Non si tratta di una riforma organica, ma di un intervento che segnerebbe un primo passo deciso nella direzione giusta dopo trent’anni di danni prodotti da una fallimentare guerra alla droga che ha visto il nostro Stato adottare una normativa fortemente repressiva e punitiva, riempire le carceri di consumatori e piccoli spacciatori, senza scalfire minimamente il mercato illegale degli stupefacenti in continua espansione e trasformazione.

L’articolo 73 del testo unico degli stupefacenti che si intende modificare è, di fatto, la principale causa di ingresso in carcere nel nostro Paese e in sette casi su dieci anche per “fatti di lieve entità”. Non mi soffermo sull’assurdità di continuare a colpire penalmente chi coltiva poche piantine di marijuana né sulla vergogna che dovremmo provare tutti di fronte a processi che vedono imputati malati bisognosi della sostanza che si auto producono, come nel caso recente di Walter De Benedetto.

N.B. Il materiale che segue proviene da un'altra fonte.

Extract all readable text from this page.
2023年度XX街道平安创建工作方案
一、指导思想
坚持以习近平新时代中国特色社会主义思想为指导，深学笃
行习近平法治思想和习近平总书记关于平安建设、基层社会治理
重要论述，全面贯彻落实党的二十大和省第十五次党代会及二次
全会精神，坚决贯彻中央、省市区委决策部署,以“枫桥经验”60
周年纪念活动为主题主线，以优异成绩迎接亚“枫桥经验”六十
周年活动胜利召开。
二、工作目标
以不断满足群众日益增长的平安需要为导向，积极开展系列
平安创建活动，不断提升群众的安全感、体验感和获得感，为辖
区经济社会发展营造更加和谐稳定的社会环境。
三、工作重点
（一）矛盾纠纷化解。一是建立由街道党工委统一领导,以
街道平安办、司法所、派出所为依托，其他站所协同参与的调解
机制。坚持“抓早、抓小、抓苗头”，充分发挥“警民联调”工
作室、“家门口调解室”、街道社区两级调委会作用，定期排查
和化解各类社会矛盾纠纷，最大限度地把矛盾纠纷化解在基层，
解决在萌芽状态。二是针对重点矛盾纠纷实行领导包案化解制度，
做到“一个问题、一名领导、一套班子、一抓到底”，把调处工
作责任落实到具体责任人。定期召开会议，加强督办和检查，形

Il Parlamento, dopo decenni in cui gli unici cambiamenti sono stati decisi dalla Corte Costituzionale o per via giurisprudenziale, ha l’occasione di far vivere la sua tanto invocata, quanto logorata, centralità. Si affermerebbe la responsabilità del legislatore di affrontare un fenomeno sociale che riguarda milioni di cittadini e di mostrarsi consapevole che le leggi ideologiche non hanno garantito affatto giustizia, salute, legalità, lotta alla criminalità.

Nel mondo, intanto, assistiamo a importanti cambiamenti, basti pensare agli Stati americani dove si sta affermando un mercato legale della cannabis che sostituisce quello illegale con molteplici e oggettivi benefici. Le istituzioni democratiche sono vive e funzionano se sanno cambiare anche radicalmente politiche fallimentari.

Ma torniamo a Montecitorio dove, contrariamente a quanto previsto e auspicato, la Commissione Giustizia ha deciso di non decidere rinviando a settembre il voto sul testo base da adottare. Insieme al centrodestra, anche Italia Viva ha chiesto più tempo motivando la richiesta con la necessità di approfondire il testo e il tema. Ma in oltre un anno e mezzo abbiamo beneficiato di un ciclo di audizioni davvero completo se si considera anche il perimetro circoscritto del provvedimento.

Evidentemente qualcuno spera che in autunno le urgenze siano altre e la situazione politica sia tale da far finire tutto su un binario morto. Sulla carta la maggioranza favorevole c’è, ma il rischio da evitare assolutamente è che a settembre non ci sia o non si manifesti.

E’ adesso quindi il momento di richiamare tutte le forze politiche alle loro responsabilità: vengano avanti i riformatori nel Pd, nel M5S, in Fi o dovunque siano, tutti coloro che solo pochi giorni fa hanno sostenuto la riforma Cartabia che tra i suoi obiettivi ha proprio quello di limitare l’ingresso in carcere per i fatti di particolare tenuità.

Altrimenti sarà inevitabile prepararci a un referendum anche per questa battaglia di civiltà.